Résultat d’une politique de prestige et de modernisation qui a également vu la création de l’Ecole d’horlogerie, du Grand Théâtre et de l’Ecole dentaire, la nouvelle Faculté comprend des chaires dans les champs nouveaux des «sciences médicales». Elle est également dotée de laboratoires permettant d’intégrer des travaux pratiques dans le cursus des études. En étroite liaison avec l’Hôpital cantonal et disposant de sa propre policlinique, elle est en mesure de proposer un enseignement clinique dans la plupart des branches médicales qui sont alors reconnues. Elle possède par ailleurs un bâtiment neuf, l’Ecole de médecine, pouvant accueillir environ 500 étudiants. Sur le papier, c’est donc un outil à la pointe du progrès. Dans les faits cependant, comme le montre Philip Rieder, maître d’enseignement et de recherche à l’Institut d’éthique biomédicale, dans l’ouvrage qu’il vient de consacrer à ce sujet*, la Faculté de médecine restera longtemps plus proche d’une modeste école secondaire contrainte de bricoler avec les moyens du moment que du centre d’excellence que l’on connaît aujourd’hui.
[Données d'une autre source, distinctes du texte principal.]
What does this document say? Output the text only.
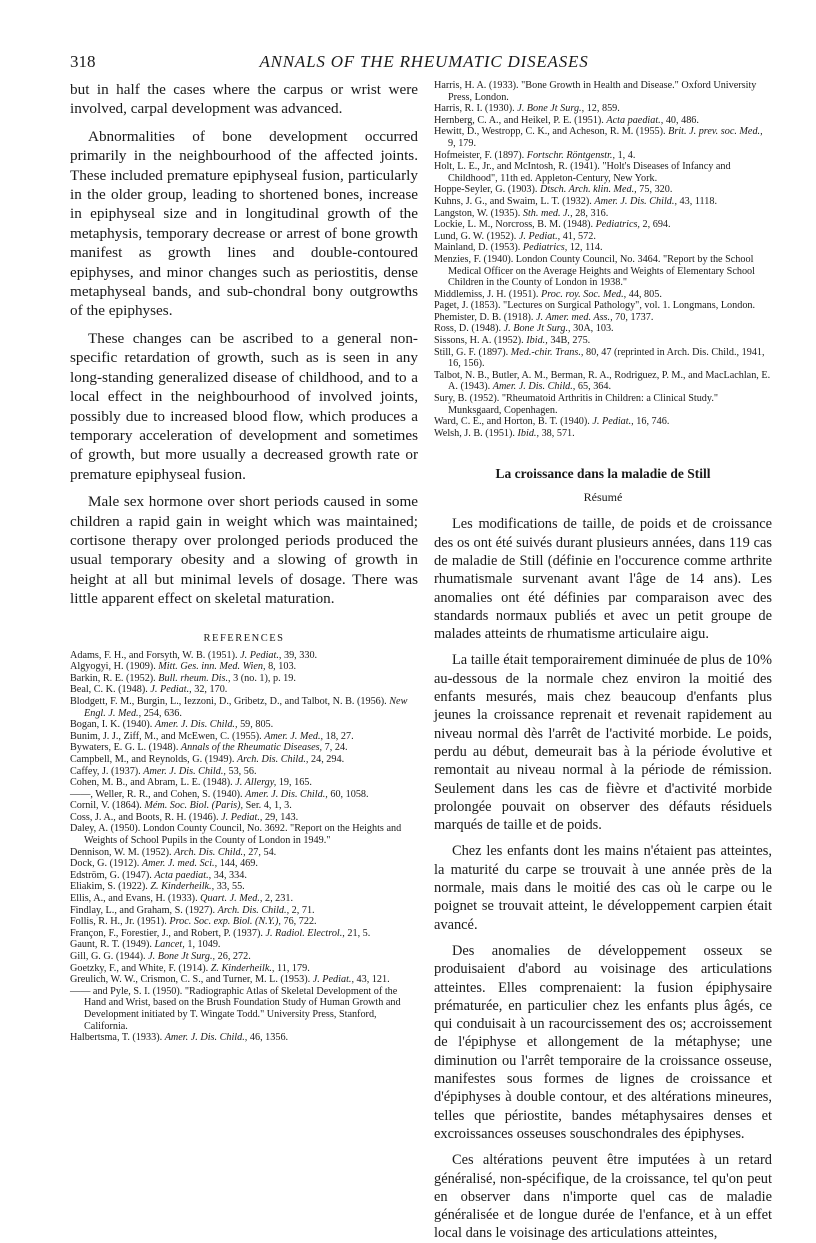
318	ANNALS OF THE RHEUMATIC DISEASES

but in half the cases where the carpus or wrist were involved, carpal development was advanced.

Abnormalities of bone development occurred primarily in the neighbourhood of the affected joints. These included premature epiphyseal fusion, particularly in the older group, leading to shortened bones, increase in epiphyseal size and in longitudinal growth of the metaphysis, temporary decrease or arrest of bone growth manifest as growth lines and double-contoured epiphyses, and minor changes such as periostitis, dense metaphyseal bands, and sub-chondral bony outgrowths of the epiphyses.

These changes can be ascribed to a general non-specific retardation of growth, such as is seen in any long-standing generalized disease of childhood, and to a local effect in the neighbourhood of involved joints, possibly due to increased blood flow, which produces a temporary acceleration of development and sometimes of growth, but more usually a decreased growth rate or premature epiphyseal fusion.

Male sex hormone over short periods caused in some children a rapid gain in weight which was maintained; cortisone therapy over prolonged periods produced the usual temporary obesity and a slowing of growth in height at all but minimal levels of dosage. There was little apparent effect on skeletal maturation.

REFERENCES

Adams, F. H., and Forsyth, W. B. (1951). J. Pediat., 39, 330.

Algyogyi, H. (1909). Mitt. Ges. inn. Med. Wien, 8, 103.

Barkin, R. E. (1952). Bull. rheum. Dis., 3 (no. 1), p. 19.

Beal, C. K. (1948). J. Pediat., 32, 170.

Blodgett, F. M., Burgin, L., Iezzoni, D., Gribetz, D., and Talbot, N. B. (1956). New Engl. J. Med., 254, 636.

Bogan, I. K. (1940). Amer. J. Dis. Child., 59, 805.

Bunim, J. J., Ziff, M., and McEwen, C. (1955). Amer. J. Med., 18, 27.

Bywaters, E. G. L. (1948). Annals of the Rheumatic Diseases, 7, 24.

Campbell, M., and Reynolds, G. (1949). Arch. Dis. Child., 24, 294.

Caffey, J. (1937). Amer. J. Dis. Child., 53, 56.

Cohen, M. B., and Abram, L. E. (1948). J. Allergy, 19, 165.

——, Weller, R. R., and Cohen, S. (1940). Amer. J. Dis. Child., 60, 1058.

Cornil, V. (1864). Mém. Soc. Biol. (Paris), Ser. 4, 1, 3.

Coss, J. A., and Boots, R. H. (1946). J. Pediat., 29, 143.

Daley, A. (1950). London County Council, No. 3692. "Report on the Heights and Weights of School Pupils in the County of London in 1949."

Dennison, W. M. (1952). Arch. Dis. Child., 27, 54.

Dock, G. (1912). Amer. J. med. Sci., 144, 469.

Edström, G. (1947). Acta paediat., 34, 334.

Eliakim, S. (1922). Z. Kinderheilk., 33, 55.

Ellis, A., and Evans, H. (1933). Quart. J. Med., 2, 231.

Findlay, L., and Graham, S. (1927). Arch. Dis. Child., 2, 71.

Follis, R. H., Jr. (1951). Proc. Soc. exp. Biol. (N.Y.), 76, 722.

Françon, F., Forestier, J., and Robert, P. (1937). J. Radiol. Electrol., 21, 5.

Gaunt, R. T. (1949). Lancet, 1, 1049.

Gill, G. G. (1944). J. Bone Jt Surg., 26, 272.

Goetzky, F., and White, F. (1914). Z. Kinderheilk., 11, 179.

Greulich, W. W., Crismon, C. S., and Turner, M. L. (1953). J. Pediat., 43, 121.

—— and Pyle, S. I. (1950). "Radiographic Atlas of Skeletal Development of the Hand and Wrist, based on the Brush Foundation Study of Human Growth and Development initiated by T. Wingate Todd." University Press, Stanford, California.

Halbertsma, T. (1933). Amer. J. Dis. Child., 46, 1356.

Harris, H. A. (1933). "Bone Growth in Health and Disease." Oxford University Press, London.

Harris, R. I. (1930). J. Bone Jt Surg., 12, 859.

Hernberg, C. A., and Heikel, P. E. (1951). Acta paediat., 40, 486.

Hewitt, D., Westropp, C. K., and Acheson, R. M. (1955). Brit. J. prev. soc. Med., 9, 179.

Hofmeister, F. (1897). Fortschr. Röntgenstr., 1, 4.

Holt, L. E., Jr., and McIntosh, R. (1941). "Holt's Diseases of Infancy and Childhood", 11th ed. Appleton-Century, New York.

Hoppe-Seyler, G. (1903). Dtsch. Arch. klin. Med., 75, 320.

Kuhns, J. G., and Swaim, L. T. (1932). Amer. J. Dis. Child., 43, 1118.

Langston, W. (1935). Sth. med. J., 28, 316.

Lockie, L. M., Norcross, B. M. (1948). Pediatrics, 2, 694.

Lund, G. W. (1952). J. Pediat., 41, 572.

Mainland, D. (1953). Pediatrics, 12, 114.

Menzies, F. (1940). London County Council, No. 3464. "Report by the School Medical Officer on the Average Heights and Weights of Elementary School Children in the County of London in 1938."

Middlemiss, J. H. (1951). Proc. roy. Soc. Med., 44, 805.

Paget, J. (1853). "Lectures on Surgical Pathology", vol. 1. Longmans, London.

Phemister, D. B. (1918). J. Amer. med. Ass., 70, 1737.

Ross, D. (1948). J. Bone Jt Surg., 30A, 103.

Sissons, H. A. (1952). Ibid., 34B, 275.

Still, G. F. (1897). Med.-chir. Trans., 80, 47 (reprinted in Arch. Dis. Child., 1941, 16, 156).

Talbot, N. B., Butler, A. M., Berman, R. A., Rodriguez, P. M., and MacLachlan, E. A. (1943). Amer. J. Dis. Child., 65, 364.

Sury, B. (1952). "Rheumatoid Arthritis in Children: a Clinical Study." Munksgaard, Copenhagen.

Ward, C. E., and Horton, B. T. (1940). J. Pediat., 16, 746.

Welsh, J. B. (1951). Ibid., 38, 571.

La croissance dans la maladie de Still

Résumé

Les modifications de taille, de poids et de croissance des os ont été suivés durant plusieurs années, dans 119 cas de maladie de Still (définie en l'occurence comme arthrite rhumatismale survenant avant l'âge de 14 ans). Les anomalies ont été définies par comparaison avec des standards normaux publiés et avec un petit groupe de malades atteints de rhumatisme articulaire aigu.

La taille était temporairement diminuée de plus de 10% au-dessous de la normale chez environ la moitié des enfants mesurés, mais chez beaucoup d'enfants plus jeunes la croissance reprenait et revenait rapidement au niveau normal dès l'arrêt de l'activité morbide. Le poids, perdu au début, demeurait bas à la période évolutive et remontait au niveau normal à la période de rémission. Seulement dans les cas de fièvre et d'activité morbide prolongée pouvait on observer des défauts résiduels marqués de taille et de poids.

Chez les enfants dont les mains n'étaient pas atteintes, la maturité du carpe se trouvait à une année près de la normale, mais dans le moitié des cas où le carpe ou le poignet se trouvait atteint, le développement carpien était avancé.

Des anomalies de développement osseux se produisaient d'abord au voisinage des articulations atteintes. Elles comprenaient: la fusion épiphysaire prématurée, en particulier chez les enfants plus âgés, ce qui conduisait à un racourcissement des os; accroissement de l'épiphyse et allongement de la métaphyse; une diminution ou l'arrêt temporaire de la croissance osseuse, manifestes sous formes de lignes de croissance et d'épiphyses à double contour, et des altérations mineures, telles que périostite, bandes métaphysaires denses et excroissances osseuses souschondrales des épiphyses.

Ces altérations peuvent être imputées à un retard généralisé, non-spécifique, de la croissance, tel qu'on peut en observer dans n'importe quel cas de maladie généralisée et de longue durée de l'enfance, et à un effet local dans le voisinage des articulations atteintes,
Le siècle qui va tout changer
Successeur de James Fazy à la tête du Parti radical, Antoine Carteret n’est pas le premier à réclamer la création d’une Faculté de médecine à Genève. Dès 1559, Théodore de Bèze se prononce en faveur d’un centre de formation médicale. Au début du XVIIe siècle, Jean-Robert Chouet propose à son tour la mise en place d’un enseignement médical dans son projet de réforme de l’Académie. En 1754, Théodore Tronchin parvient à imposer des cours théoriques et des démonstrations pratiques d’anatomie dans le cadre d’une éphémère chaire honoraire de médecine. Enfin, sous l’occupation française (1798-1803), Louis Odier rédige un projet d’Ecole secondaire de médecine pour le Département du Léman. Faute de moyens et surtout de réelle volonté politique, ces projets restent cependant lettre morte.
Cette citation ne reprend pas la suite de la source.